Last year, a video of Marmalade leaping into the air celebrated "2 Years Cancer Free!" and he’s living just fine with FIV, they said. They used the experience to teach people about adopting FIV-positive cats ("FIV+ Cats = Positively Adoptable!")
These days Cole and Marmalade videos frequently top a million views.
"We won’t make millions," but YouTube ad revenue and earnings from merchandise and other promotions are enough for their four-bedroom rental home in Citrus Park with the pots full of catnip growing out front, and to fund veterinary care for the many cats they rescue. Chris has trapped, neutered and released so many feral cats, found homes for so many kittens over the years that they’re not sure of the count.
Chris shoots and edits the videos, and is constantly scribbling ideas in a notebook. Jessica replies to the deluge of weekly fan email and questions Cole & Marmalade receive, writes copy for the Cole & Marmalade website and crochets cat toys for their Etsy store.
"I took a pay cut, and it definitely doesn’t come with insurance," Jessica said of leaving her corporate job in November. "But look at this. There’s no more stress. And it’s pretty cool when you get people writing you to say Cole and Marmalade have helped with their PTSD or anxiety."
It’s the kind of life where you where you get to wear a comfy Cole & Marmalade T-shirt on a Monday afternoon.

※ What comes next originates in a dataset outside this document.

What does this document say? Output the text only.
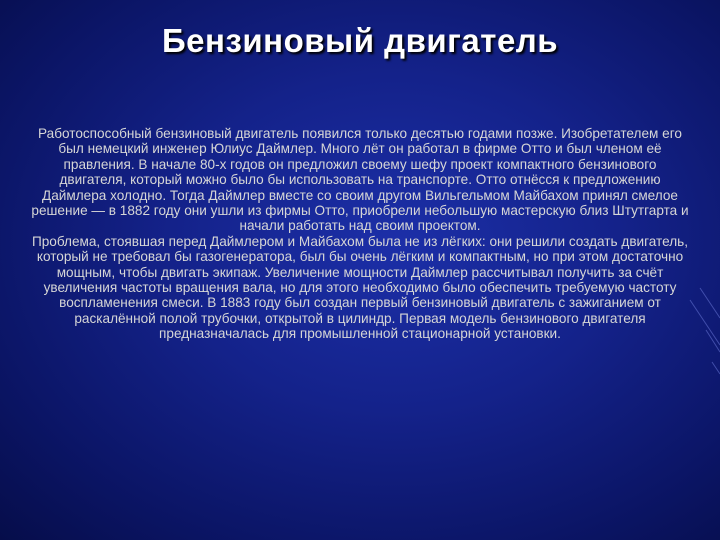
Бензиновый двигатель

Работоспособный бензиновый двигатель появился только десятью годами позже. Изобретателем его был немецкий инженер Юлиус Даймлер. Много лёт он работал в фирме Отто и был членом её правления. В начале 80-х годов он предложил своему шефу проект компактного бензинового двигателя, который можно было бы использовать на транспорте. Отто отнёсся к предложению Даймлера холодно. Тогда Даймлер вместе со своим другом Вильгельмом Майбахом принял смелое решение — в 1882 году они ушли из фирмы Отто, приобрели небольшую мастерскую близ Штутгарта и начали работать над своим проектом.

Проблема, стоявшая перед Даймлером и Майбахом была не из лёгких: они решили создать двигатель, который не требовал бы газогенератора, был бы очень лёгким и компактным, но при этом достаточно мощным, чтобы двигать экипаж. Увеличение мощности Даймлер рассчитывал получить за счёт увеличения частоты вращения вала, но для этого необходимо было обеспечить требуемую частоту воспламенения смеси. В 1883 году был создан первый бензиновый двигатель с зажиганием от раскалённой полой трубочки, открытой в цилиндр. Первая модель бензинового двигателя предназначалась для промышленной стационарной установки.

If Chris catches wind of a litter of four feral kittens down the street, or a cat stuck in a sewer near Busch Gardens, he can rush off to rescue them (both happened last week). Then he’ll use his Cat Man Chris online presence, bolstered by the fame of Cole and Marm, to find them a forever home.
"He’s called me more than a few times and said, ‘Meet me with the hose in the backyard,’ because he’s crawled into somewhere nasty trying to get a cat," Jessica said. "He doesn’t want to come in the house smelling like, uh ... "
"Poop?," Chris finished.
Ah, cat people romance. Make no mistake, they are Cat People. Despite being a major part of the animal internet, they’d never even heard the term "doggo." Explain the uber-viral WeRateDogs Twitter phenomenon, and they reply with a blank stare.
They’re working toward a goal that will immerse them even deeper in the cat life. On Tuesday, Chris met with local rescue organizations to discuss plans to open what would be the Tampa Bay area’s only "cat cafe," serving coffee, tea and snacks, with adoptable cats roaming around. They’re scouting locations now.
If it comes to fruition, Cole and Marmalade will be largely to thank. But they’ll act like it’s no big deal.